También había comprado una joven doncella para que cuidara de su madre a diario.
En ese momento, la joven doncella acababa de salir a comprar víveres y, dada la distancia al mercado, el viaje de ida y vuelta llevaba aproximadamente media hora.
Esta era la información que Yang Shan había reunido.
No era de extrañar que Murong Man fuera primero a ver a Murong Qian y luego programara su visita aquí; probablemente le había preguntado al Guardia Shi de pasada y lo había planeado todo a fondo.
Murong Jiu no había entrado; ahora estaba en el patio de dos pisos de al lado, de pie en el desván, supervisando por completo el patio vecino.
Hoy hacía sol y la Madre Shi estaba tomando el sol en una silla en el patio.
—¿Dónde está el Guardia Shi?
—preguntó Murong Jiu a Zhou Li.
—Consorte Princesa, el Guardia Shi ya ha sido amordazado y atado en el almacén —respondió Zhou Li.
Apenas hubo hablado cuando sonó un golpe en la puerta.
—¿Quién es?
La Madre Shi se incorporó, tosiendo un par de veces.
La puerta se abrió de un empujón.
La joven doncella había salido a comprar víveres y no había cerrado la puerta con llave.
La Madre Shi estaba algo alerta, su cuerpo perezoso mientras se levantaba temblorosamente.
—Tía, soy yo, Murong Man. ¿Le ha hablado alguna vez el Hermano Shi de mí?
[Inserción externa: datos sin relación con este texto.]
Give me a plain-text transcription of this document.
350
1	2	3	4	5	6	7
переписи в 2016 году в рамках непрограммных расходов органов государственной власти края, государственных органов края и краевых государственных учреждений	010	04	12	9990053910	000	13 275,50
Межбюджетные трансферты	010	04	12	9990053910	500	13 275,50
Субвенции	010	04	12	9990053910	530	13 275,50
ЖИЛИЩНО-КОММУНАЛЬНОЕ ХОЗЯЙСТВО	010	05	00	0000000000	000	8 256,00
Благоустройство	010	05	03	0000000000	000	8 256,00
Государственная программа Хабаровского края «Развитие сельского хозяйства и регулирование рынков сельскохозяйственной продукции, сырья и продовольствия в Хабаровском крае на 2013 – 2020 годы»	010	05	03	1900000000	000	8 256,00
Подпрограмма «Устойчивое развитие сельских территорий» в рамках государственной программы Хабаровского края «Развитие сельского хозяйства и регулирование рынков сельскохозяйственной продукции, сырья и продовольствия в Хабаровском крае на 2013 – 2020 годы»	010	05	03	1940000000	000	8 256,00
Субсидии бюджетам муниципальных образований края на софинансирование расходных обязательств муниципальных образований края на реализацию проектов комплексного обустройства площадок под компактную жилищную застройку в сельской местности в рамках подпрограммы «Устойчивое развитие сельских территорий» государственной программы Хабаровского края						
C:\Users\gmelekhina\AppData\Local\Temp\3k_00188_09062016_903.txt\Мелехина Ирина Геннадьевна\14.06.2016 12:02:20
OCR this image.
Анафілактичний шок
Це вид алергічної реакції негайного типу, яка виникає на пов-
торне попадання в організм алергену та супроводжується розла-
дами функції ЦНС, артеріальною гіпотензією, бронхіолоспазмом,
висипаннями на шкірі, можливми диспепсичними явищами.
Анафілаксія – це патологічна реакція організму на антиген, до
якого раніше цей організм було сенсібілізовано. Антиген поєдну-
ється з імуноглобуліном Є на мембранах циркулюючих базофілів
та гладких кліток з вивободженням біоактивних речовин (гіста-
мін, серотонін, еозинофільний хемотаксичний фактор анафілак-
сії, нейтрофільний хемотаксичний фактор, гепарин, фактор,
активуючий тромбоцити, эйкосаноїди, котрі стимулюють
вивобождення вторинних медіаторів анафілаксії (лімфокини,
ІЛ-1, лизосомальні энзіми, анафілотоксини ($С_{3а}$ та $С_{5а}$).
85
Murong Man entró lentamente, primero ojeando a su alrededor para asegurarse de que no había nadie más.
Había venido sola, al parecer habiendo logrado deshacerse de las dos doncellas que solían acompañarla.
—Resulta que es la Consorte Secundaria del Segundo Príncipe. ¡Le pido disculpas por no haberla saludado desde lejos!
La Madre Shi estaba muy sorprendida y no sabía por qué Murong Man vendría a visitarla de repente; su hijo no le había mencionado nada por adelantado.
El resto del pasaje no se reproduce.